O papel da modificação do estilo de vida

Independentemente da utilização de medicação, a modificação do estilo de vida continua a ser o pilar fundamental do tratamento da obesidade. As orientações da DGS e da SPEO recomendam:

Perguntas frequentes

Qual é a taxa de obesidade em Portugal?

Segundo o Inquérito Nacional de Saúde, cerca de 17% da população adulta portuguesa tem obesidade (IMC igual ou superior a 30) e mais de 53% tem excesso de peso (IMC igual ou superior a 25). A prevalência tem vindo a aumentar nas últimas décadas.

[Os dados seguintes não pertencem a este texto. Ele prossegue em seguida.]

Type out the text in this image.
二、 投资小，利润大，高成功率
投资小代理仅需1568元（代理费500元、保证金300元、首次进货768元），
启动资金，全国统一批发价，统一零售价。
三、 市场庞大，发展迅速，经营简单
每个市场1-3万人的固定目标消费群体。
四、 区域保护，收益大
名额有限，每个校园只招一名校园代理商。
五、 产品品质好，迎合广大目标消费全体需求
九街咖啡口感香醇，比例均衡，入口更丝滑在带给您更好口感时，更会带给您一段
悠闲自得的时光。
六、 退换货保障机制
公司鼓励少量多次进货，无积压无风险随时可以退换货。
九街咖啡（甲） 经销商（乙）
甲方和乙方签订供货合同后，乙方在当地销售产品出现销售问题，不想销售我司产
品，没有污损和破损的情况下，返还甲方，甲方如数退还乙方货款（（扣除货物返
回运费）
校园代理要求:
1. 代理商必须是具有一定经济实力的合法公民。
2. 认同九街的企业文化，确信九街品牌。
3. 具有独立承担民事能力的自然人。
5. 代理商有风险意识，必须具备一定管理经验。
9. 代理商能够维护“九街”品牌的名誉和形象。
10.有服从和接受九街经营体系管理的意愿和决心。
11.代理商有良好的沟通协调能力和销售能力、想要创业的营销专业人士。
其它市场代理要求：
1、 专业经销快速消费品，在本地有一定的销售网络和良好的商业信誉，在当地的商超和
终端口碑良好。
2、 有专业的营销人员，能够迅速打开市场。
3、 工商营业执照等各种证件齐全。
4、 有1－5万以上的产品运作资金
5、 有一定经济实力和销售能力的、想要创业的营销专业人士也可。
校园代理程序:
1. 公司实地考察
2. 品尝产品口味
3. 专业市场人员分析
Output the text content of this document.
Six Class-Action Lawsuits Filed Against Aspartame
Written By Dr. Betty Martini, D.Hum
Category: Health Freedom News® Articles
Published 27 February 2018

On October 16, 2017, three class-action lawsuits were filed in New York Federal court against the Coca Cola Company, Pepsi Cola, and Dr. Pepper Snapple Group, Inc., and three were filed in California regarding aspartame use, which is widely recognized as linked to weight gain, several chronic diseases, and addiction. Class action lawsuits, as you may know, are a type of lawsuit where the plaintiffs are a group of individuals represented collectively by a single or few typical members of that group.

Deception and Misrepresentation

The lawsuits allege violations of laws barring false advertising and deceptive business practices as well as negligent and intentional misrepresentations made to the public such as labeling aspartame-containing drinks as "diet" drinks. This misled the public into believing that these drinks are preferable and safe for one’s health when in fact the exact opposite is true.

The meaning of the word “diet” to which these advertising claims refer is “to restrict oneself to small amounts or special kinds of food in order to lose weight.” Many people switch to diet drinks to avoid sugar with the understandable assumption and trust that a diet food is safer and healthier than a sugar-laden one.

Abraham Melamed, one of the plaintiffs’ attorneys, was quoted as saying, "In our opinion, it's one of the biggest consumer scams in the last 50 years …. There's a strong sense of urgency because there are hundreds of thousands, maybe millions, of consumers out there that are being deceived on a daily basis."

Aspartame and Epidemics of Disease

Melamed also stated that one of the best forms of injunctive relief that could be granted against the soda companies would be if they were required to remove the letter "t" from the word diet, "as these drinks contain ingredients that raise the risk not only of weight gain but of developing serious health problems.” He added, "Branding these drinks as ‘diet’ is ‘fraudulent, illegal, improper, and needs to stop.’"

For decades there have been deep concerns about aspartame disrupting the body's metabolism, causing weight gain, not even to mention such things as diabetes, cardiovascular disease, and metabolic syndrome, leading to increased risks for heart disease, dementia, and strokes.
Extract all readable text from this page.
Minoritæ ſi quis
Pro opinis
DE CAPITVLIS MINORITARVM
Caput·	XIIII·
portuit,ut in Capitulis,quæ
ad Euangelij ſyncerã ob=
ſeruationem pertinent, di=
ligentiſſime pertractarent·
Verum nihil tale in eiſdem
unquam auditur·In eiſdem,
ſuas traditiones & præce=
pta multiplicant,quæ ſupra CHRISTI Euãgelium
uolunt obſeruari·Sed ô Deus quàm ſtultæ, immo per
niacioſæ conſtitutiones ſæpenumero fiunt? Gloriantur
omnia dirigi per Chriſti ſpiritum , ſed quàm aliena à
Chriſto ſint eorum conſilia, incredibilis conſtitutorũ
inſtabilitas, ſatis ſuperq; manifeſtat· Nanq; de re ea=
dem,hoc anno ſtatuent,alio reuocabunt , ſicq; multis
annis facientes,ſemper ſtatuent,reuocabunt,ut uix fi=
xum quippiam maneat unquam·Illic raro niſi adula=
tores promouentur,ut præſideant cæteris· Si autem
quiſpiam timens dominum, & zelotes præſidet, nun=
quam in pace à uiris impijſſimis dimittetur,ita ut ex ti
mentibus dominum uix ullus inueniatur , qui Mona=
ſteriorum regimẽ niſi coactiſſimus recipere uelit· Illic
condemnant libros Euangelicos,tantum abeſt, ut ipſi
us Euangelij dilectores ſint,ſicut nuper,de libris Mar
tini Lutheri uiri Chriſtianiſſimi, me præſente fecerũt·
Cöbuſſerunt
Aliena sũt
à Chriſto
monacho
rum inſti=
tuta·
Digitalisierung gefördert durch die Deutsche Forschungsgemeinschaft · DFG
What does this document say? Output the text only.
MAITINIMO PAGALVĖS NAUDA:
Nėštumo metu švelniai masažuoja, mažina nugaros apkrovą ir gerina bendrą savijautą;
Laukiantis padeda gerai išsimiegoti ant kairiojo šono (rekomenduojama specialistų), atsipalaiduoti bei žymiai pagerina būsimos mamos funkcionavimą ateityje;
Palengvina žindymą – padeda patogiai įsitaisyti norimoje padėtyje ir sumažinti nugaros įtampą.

O SNS trata a obesidade gratuitamente?

O acompanhamento da obesidade no SNS (consultas médicas, nutrição, psicologia) é acessível, mas a medicação para obesidade como Wegovy e Saxenda não é comparticipada pelo Estado. Apenas os medicamentos GLP-1 prescritos para diabetes tipo 2 beneficiam de comparticipação.

A partir de que IMC posso tomar medicação para emagrecer?

Geralmente, a medicação anti-obesidade é indicada para adultos com IMC igual ou superior a 30, ou IMC igual ou superior a 27 com pelo menos uma comorbilidade. A decisão é sempre do médico, que avalia o quadro clínico global.